Life cycle assessments for electric vehicles

The German Aerospace Center (Deutsches Zentrum für Luft- und Raumfahrt; DLR) teamed up with the Wuppertal Institute for Climate, Environment and Energy (Wuppertal Institut für Klima, Umwelt, Energie GmbH; WI) in the STROMbegleitung (electricity evaluation) study to analyse technologies, outlook and life-cycle assessments for electrically-powered transport. The study comprehensively charts current progress in technology, identifies trends, and analyses life cycle assessments for a variety of vehicle concepts. At the same time, it places German activities in the field of electromobility within an international context. The research programme received a 1.7 million euro grant from the German Federal Ministry of Education and Research (Bundesministerium für Bildung und Forschung; BMBF) as part of the STROM support programme (key technologies for electromobility).

 

 

Vehicle concepts and technologies

Within the study, the DLR scientists developed a database to record all electric passenger vehicles, which they analysed down to the component level – including series vehicles already in production, prototypes and research vehicles. They counted over 500 electric passenger vehicle concepts worldwide in the period from 2000 to 2013. At the moment, the automobile industry in Japan and the United States is pioneering the development of marketable vehicle models; they also produce the highest-selling models on the market. 210,000 vehicles with an external capacity to charge the battery (plug-in hybrids and battery-powered electric vehicles) were sold worldwide in 2013 – roughly half of them in the United States, which is currently the largest market.
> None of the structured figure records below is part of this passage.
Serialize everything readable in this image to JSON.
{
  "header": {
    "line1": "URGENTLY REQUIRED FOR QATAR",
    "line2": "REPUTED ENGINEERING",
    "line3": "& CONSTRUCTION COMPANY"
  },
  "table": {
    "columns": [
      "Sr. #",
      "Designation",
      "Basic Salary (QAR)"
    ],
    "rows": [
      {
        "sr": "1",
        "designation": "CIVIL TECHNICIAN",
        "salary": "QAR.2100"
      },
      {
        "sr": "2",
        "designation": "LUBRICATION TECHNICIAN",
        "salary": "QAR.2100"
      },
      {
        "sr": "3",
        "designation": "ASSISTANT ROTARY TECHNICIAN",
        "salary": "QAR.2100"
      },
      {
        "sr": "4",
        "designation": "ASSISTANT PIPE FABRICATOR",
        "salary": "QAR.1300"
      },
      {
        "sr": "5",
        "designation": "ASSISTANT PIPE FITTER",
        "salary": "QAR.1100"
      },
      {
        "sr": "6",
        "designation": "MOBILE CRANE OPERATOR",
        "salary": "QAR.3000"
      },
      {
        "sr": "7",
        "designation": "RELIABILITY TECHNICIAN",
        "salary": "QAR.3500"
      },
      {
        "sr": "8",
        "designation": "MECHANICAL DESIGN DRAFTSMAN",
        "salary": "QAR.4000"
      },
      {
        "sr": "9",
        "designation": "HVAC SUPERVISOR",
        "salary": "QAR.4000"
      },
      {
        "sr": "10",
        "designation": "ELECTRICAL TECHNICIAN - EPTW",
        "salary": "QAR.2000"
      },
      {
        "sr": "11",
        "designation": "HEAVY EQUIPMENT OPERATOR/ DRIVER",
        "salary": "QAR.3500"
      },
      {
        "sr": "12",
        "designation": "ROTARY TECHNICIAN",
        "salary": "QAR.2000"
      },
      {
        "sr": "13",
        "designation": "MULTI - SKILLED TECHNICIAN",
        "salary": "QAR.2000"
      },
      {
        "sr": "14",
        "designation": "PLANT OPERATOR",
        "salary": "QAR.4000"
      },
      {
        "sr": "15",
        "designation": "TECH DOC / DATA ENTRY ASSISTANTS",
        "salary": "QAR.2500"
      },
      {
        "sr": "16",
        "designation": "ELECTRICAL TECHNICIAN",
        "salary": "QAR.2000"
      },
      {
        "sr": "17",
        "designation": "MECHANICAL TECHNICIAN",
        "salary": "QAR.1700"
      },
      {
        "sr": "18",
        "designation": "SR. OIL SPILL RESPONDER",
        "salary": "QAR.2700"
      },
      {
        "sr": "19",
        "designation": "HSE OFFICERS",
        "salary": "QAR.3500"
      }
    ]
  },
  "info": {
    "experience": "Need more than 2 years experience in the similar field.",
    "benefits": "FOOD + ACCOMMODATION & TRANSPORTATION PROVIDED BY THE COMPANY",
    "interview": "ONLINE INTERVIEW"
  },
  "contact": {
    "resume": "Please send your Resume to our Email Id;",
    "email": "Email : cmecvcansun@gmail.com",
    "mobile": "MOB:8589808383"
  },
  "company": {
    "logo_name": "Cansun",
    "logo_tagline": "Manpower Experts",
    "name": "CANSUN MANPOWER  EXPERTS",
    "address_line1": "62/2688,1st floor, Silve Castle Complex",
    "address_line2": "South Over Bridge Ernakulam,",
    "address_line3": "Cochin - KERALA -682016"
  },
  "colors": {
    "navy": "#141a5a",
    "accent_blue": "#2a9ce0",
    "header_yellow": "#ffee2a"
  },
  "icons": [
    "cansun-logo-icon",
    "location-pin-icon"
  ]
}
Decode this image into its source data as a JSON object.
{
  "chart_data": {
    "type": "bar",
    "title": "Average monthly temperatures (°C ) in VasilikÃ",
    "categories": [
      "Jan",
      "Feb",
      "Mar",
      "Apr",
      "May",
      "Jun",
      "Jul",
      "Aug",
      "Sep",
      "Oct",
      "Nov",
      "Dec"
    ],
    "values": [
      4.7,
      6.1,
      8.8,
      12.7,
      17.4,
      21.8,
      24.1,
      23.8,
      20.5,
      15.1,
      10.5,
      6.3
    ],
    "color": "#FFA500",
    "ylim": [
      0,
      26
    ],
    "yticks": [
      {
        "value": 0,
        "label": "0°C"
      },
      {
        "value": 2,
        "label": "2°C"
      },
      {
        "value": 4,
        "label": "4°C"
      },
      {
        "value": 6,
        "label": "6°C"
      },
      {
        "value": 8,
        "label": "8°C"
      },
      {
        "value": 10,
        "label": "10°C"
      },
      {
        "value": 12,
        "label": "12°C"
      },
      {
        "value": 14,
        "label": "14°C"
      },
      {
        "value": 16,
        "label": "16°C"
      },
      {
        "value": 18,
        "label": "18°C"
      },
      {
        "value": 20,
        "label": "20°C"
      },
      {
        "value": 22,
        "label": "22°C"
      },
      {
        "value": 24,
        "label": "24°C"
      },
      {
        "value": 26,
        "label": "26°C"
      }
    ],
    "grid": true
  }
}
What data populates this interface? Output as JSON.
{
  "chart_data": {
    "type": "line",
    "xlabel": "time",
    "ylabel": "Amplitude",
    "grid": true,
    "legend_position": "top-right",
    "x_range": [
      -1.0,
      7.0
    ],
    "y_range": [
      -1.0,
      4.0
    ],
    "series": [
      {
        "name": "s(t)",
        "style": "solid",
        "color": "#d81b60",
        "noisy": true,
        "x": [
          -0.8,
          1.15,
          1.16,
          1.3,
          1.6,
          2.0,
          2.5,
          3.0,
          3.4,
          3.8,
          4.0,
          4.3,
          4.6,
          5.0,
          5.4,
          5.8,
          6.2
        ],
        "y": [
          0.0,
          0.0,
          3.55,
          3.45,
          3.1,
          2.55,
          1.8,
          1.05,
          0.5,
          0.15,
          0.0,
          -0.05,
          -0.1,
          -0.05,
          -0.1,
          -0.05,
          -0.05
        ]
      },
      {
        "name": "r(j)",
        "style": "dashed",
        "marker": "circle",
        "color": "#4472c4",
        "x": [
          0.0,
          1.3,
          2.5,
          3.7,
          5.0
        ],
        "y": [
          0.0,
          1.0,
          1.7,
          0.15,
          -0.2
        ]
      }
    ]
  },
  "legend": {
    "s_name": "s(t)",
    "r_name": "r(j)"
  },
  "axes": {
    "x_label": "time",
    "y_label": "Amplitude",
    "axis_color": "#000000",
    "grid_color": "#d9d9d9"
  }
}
The study indicates that Germany is lagging behind in the research and development of key technologies, especially in the field of power electronics. Here, Japanese companies in particular are driving technological development. “Power electronics are crucial to electric cars; these components control and direct the flow of energy within the vehicle, and are therefore important elements in any further optimisation of the powertrain. This is why enhanced research into components and materials used in power electronics needs more support here in Germany,” says Matthias Klötzke, study project coordinator at the DLR Institute of Vehicle Concepts in Stuttgart. Klötzke adds that Germany occupies a strong position in terms of assembly and packaging technology as well as system integration, noting that an additional characteristic feature of the electromobility sector in Germany is the close cooperation between research institutions, manufacturers and medium-sized enterprises. This area should also receive additional support. An analysis of ongoing and announced support programmes indicates that Germany already shows the highest levels of investment in research and development within the electromobility sector in Europe.

Rare earth elements and lithium – raw material shortages predicted

Many electric vehicles use permanent magnets based on rare earth elements. These rare magnets exhibit a high energy density and are lighter than magnets made of other materials. The availability of rare earth elements varies greatly; while some are available on the global market from various sources, others are highly dependent on just a few source countries, China in particular. “To expand electromobility, we need to consider alternative motor designs and recycling methods for particularly scarce raw materials, and we have to search for alternative materials,” says Matthias Klötzke.

Lithium ion batteries are currently used in approximately 80 percent of electric vehicles, and therefore represent the dominant technology by far. Batteries installed in electric vehicles will continue to use this technology in future; this creates a situation quite similar to that of rare earth elements. Demand for lithium is reaching a critical level in all scenarios of electromobility considered in the study. Hence, the researchers anticipate a rise in costs and greater levels of pollution in mining operations designed to extract the metal. They recommend continuing the efforts to develop recycling methods for lithium, expanding their application and introducing support programmes to conduct research into alternative battery technologies and energy sources.